A trusted confidant pointed out some things about last week, and about expectations in general. As I knew deep down, even while processing my aloneness, people of goodwill are often busier than heck, some just feel more comfortable being friends online and others may feel that they are always on the hook to host gatherings-and where is everyone else? I host things, now and then, and am much better at paying my share than I was say, in the 2000s.

This week is one of resilience. I found an article on the Firefox main page, that points out the interplay of happiness and pleasure with sorrow and hard times. There are plenty of occasions of each, in the life of anyone who lives fully. Frequently, the greatest joys come from having successfully faced sorrow or hardship. I won’t say that the trials of the 1970s (largely self-induced) resulted directly in the better times of the 1980s and ’90s, but they at least showed me what not to do and how not to interact with people.
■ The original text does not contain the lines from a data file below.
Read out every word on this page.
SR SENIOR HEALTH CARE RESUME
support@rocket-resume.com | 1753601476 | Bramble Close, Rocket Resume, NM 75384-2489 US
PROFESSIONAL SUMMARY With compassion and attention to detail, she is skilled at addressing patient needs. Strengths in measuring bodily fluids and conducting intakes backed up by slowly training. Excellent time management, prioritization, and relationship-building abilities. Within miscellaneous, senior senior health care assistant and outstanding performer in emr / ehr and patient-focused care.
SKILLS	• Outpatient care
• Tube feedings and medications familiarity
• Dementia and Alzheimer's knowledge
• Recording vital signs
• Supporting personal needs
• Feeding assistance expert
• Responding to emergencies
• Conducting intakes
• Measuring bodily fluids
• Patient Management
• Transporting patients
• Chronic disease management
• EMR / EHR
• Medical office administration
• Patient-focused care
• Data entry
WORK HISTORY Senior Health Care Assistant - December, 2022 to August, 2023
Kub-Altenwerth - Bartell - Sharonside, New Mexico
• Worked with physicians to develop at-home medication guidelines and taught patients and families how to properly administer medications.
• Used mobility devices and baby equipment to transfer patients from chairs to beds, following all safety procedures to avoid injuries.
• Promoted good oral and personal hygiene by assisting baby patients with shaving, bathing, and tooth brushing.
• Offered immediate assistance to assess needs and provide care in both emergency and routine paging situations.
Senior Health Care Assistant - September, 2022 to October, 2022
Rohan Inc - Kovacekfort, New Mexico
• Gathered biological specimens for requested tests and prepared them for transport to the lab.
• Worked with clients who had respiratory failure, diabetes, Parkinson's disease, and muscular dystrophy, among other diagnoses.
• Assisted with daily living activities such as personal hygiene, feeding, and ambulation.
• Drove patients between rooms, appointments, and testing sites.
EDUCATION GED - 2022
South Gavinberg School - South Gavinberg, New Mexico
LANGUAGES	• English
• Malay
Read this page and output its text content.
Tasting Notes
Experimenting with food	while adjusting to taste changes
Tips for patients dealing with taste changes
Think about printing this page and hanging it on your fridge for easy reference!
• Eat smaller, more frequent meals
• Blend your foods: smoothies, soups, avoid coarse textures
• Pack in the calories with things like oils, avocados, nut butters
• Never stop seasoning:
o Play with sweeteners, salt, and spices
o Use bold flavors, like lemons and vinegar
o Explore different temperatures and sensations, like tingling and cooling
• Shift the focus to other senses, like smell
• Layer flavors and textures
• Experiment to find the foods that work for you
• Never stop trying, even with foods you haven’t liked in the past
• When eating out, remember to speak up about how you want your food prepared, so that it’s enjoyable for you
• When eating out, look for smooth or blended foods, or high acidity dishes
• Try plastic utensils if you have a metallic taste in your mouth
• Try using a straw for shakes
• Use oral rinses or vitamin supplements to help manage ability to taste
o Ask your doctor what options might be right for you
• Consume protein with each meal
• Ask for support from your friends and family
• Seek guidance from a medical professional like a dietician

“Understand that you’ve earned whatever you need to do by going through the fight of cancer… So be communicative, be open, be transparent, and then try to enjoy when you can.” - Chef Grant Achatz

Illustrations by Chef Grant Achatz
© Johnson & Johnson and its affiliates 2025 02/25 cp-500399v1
I can say that the frequent misery of the 2000s contributed somewhat to my strengths and joys of the past twelve years. Life has been far from perfect, since 2012, and 2013 did see me relapse into a strange pattern of behaviour, but I got over all that. The blue periods are shorter, and of less intensity. It helps to recognize, and pray for, those who have it far worse- and actually reach out and help them when I can.

It is almost time to look back on the year (tomorrow’s post) and project ahead (Sunday). Suffice it to say, I look in each direction with a sense of reality and gratitude. I could not have guessed, in 2003 or even ten years ago, that the bounty in my life would be what it is now. That is testimony to the value of resilience.